Explanations, Strategies, and Potential Findings
Establishing a trusting relationship to build cooperation with a child is critical. For nurse-child cooperation to be practical, a strategy must be implemented to ensure that the child is heard and acknowledged. It is significant for children aged 5-12 to understand their importance and that their voices are important. In addition, it is crucial to ensure that the child understands the criteria for evaluation and why it is needed. Explanations during the assessment should be given for each question in simple and understandable language for the child. The primary method is a clinical conversation based on Piaget’s criteria. For example, the ability to generalize can be assessed by asking the child to solve two simple problems in different settings. The ability to think spatially can be measured by the child’s capacity to think detached from their personality. The nurse can ask the child to write a story on behalf of the pet or a specific subject.
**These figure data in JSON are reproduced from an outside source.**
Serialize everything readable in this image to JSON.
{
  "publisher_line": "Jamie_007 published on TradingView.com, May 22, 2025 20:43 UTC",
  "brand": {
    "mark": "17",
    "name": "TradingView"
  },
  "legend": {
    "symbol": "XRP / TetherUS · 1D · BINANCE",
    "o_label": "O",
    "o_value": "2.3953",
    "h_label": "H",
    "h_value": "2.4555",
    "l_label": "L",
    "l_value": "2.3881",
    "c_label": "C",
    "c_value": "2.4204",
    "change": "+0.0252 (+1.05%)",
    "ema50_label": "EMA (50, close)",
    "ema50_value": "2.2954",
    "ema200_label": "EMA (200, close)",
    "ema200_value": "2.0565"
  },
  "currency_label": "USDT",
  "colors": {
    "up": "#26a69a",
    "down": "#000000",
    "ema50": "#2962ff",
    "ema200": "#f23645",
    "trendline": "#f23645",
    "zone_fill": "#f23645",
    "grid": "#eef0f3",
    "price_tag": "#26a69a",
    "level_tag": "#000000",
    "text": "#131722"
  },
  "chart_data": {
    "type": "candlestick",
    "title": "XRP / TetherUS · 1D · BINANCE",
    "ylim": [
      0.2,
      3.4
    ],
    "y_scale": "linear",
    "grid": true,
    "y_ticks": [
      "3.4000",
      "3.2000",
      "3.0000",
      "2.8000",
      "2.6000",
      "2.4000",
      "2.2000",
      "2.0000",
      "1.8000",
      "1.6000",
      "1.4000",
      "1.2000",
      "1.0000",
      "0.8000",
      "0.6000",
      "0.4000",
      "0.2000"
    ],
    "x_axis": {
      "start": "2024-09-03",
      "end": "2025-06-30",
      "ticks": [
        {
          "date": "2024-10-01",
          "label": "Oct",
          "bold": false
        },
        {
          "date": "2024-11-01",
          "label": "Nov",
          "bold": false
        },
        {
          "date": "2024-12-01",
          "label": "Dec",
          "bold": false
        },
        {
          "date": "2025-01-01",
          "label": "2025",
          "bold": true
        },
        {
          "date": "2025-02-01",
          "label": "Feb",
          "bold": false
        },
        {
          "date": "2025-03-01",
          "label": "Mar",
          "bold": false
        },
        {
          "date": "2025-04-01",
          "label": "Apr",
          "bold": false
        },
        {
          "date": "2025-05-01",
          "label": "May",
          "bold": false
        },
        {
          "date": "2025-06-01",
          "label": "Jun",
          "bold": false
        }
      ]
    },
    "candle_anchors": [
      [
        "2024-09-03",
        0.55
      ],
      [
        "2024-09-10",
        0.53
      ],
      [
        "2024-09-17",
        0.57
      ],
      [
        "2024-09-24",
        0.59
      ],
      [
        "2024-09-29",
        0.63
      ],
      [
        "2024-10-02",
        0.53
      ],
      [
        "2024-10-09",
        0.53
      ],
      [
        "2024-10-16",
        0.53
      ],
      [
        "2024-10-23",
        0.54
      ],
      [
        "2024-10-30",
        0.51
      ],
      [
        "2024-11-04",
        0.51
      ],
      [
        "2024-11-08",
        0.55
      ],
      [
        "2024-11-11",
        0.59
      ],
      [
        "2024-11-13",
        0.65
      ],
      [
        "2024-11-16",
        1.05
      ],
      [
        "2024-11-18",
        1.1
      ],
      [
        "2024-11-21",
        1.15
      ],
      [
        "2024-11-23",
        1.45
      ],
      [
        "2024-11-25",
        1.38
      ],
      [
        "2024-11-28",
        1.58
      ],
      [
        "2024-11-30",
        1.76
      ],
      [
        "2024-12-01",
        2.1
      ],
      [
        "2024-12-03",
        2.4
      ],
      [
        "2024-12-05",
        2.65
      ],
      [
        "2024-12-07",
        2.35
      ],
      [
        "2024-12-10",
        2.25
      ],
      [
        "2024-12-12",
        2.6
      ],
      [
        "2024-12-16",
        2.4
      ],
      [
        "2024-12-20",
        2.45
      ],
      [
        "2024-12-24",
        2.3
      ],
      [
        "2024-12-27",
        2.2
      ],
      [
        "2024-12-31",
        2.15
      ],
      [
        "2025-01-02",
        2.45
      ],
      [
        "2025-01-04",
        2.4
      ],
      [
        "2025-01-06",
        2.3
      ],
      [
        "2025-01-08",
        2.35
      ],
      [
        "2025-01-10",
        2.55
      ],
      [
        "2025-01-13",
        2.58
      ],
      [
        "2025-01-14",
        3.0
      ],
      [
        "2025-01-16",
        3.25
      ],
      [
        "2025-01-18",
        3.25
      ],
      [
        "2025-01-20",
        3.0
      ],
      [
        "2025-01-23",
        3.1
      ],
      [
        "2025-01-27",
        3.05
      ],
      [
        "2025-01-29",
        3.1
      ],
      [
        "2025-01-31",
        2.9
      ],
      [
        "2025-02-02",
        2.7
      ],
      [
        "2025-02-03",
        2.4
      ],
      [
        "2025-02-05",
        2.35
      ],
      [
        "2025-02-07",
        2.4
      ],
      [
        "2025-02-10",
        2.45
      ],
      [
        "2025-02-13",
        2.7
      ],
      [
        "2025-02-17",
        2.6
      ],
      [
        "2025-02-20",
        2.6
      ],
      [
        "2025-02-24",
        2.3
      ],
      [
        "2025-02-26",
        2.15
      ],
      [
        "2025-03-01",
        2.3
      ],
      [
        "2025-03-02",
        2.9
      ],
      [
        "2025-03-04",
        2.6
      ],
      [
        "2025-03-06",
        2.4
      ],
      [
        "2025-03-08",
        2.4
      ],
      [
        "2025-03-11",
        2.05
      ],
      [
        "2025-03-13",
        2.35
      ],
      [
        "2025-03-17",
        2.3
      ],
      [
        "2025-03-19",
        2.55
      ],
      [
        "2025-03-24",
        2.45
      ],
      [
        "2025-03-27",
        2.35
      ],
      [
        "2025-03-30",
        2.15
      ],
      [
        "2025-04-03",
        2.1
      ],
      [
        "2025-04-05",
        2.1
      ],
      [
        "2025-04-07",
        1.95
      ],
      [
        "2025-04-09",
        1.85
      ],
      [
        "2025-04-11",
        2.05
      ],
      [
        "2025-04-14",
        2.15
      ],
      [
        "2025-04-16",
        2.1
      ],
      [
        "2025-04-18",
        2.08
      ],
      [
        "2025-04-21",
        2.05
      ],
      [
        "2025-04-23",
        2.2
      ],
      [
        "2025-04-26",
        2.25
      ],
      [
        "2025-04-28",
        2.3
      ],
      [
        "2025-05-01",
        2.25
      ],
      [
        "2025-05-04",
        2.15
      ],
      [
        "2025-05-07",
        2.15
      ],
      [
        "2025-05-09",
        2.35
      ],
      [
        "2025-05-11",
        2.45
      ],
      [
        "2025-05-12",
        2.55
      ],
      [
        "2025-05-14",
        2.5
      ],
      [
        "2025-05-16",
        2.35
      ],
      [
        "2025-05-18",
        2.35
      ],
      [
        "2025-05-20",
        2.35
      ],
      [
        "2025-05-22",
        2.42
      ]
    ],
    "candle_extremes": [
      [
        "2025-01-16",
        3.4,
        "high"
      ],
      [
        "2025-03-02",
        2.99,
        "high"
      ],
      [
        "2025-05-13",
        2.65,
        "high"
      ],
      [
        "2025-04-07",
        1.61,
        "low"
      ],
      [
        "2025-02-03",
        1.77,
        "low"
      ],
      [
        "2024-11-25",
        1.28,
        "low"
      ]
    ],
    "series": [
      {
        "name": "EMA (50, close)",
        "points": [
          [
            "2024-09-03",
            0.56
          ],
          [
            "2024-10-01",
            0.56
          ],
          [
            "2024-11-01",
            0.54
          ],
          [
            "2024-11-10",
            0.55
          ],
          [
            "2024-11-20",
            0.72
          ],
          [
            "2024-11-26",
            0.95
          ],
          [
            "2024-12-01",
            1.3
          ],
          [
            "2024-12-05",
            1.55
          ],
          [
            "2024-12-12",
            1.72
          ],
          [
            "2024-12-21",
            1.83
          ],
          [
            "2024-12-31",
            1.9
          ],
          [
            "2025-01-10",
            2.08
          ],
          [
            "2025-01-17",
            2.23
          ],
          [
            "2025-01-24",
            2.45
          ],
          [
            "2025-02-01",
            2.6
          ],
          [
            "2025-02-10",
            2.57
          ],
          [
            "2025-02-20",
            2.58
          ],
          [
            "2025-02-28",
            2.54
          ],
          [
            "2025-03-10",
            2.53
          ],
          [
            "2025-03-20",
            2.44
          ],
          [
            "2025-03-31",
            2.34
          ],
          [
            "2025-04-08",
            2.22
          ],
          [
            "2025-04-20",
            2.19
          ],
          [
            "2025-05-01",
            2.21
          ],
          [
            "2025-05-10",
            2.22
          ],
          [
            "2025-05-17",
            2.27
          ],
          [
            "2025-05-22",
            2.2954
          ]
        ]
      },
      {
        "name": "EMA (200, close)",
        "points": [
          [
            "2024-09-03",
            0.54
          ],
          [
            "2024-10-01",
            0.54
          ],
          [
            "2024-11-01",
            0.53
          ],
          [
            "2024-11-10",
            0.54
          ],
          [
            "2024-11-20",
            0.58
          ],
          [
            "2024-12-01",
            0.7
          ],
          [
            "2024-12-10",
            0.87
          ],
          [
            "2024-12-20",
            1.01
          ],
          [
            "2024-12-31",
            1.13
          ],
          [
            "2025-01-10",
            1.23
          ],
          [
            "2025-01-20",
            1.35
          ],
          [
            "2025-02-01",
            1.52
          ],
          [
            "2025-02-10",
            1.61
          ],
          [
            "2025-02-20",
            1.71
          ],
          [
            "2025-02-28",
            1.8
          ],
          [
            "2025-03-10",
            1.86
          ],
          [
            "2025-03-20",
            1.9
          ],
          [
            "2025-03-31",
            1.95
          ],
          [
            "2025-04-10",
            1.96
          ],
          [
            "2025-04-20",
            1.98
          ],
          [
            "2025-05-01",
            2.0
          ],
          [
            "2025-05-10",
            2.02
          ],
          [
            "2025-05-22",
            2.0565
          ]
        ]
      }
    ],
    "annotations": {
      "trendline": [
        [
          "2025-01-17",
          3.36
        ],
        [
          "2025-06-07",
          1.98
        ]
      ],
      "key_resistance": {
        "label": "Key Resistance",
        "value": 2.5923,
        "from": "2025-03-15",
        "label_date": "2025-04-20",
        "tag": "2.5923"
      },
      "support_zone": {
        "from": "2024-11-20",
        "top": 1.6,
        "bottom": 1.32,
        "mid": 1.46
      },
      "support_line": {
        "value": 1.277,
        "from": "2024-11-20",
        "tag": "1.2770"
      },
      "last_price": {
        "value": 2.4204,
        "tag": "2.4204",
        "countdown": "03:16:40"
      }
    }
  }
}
An important part can be a self-questionnaire, where the child will independently assess their competencies. According to the questionnaire, the nurse can determine the degree of self-identification, self-esteem, and connection with reality, while the child’s opinion will be considered. It is necessary to observe how children behave during the conversation: whether they are able to control emotions and adequately reason about themselves. Mike is expected to demonstrate adequate self-esteem without over- or underestimating his abilities. The presence of the ability to spatial thinking and developed imagination is expected.
The physical assessment of the child’s development is an essential criterion for understanding the correctness of personality formation. Piaget’s theory is the most straightforward and appropriate method, dividing developmental stages into four specific phases. Establishing contact with the child requires active listening based on demonstrating respect and acceptance of the person. To expand the diagnostic criteria, it is proposed to use a self-questionnaire for an additional assessment of self-esteem and perception.
Babakr, Z., Mohamedamin, P., & Kakamad, K. (2019). Piaget’s cognitive developmental theory: Critical review. Education Quarterly Reviews, 2(3), 517-524.
Maree, J. G. (2021). The psychosocial development theory of Erik Erikson: critical overview. Early Child Development and Care, 191(7-8), 1107-1121.
Wahidah, A. F. N. M., & Maemonah, M. (2020). Moral Thought of Early Childhood in Perspective Lawrence Kohlberg. Golden Age: Jurnal Pendidikan Anak Usia Dini, 4(1), 28-37.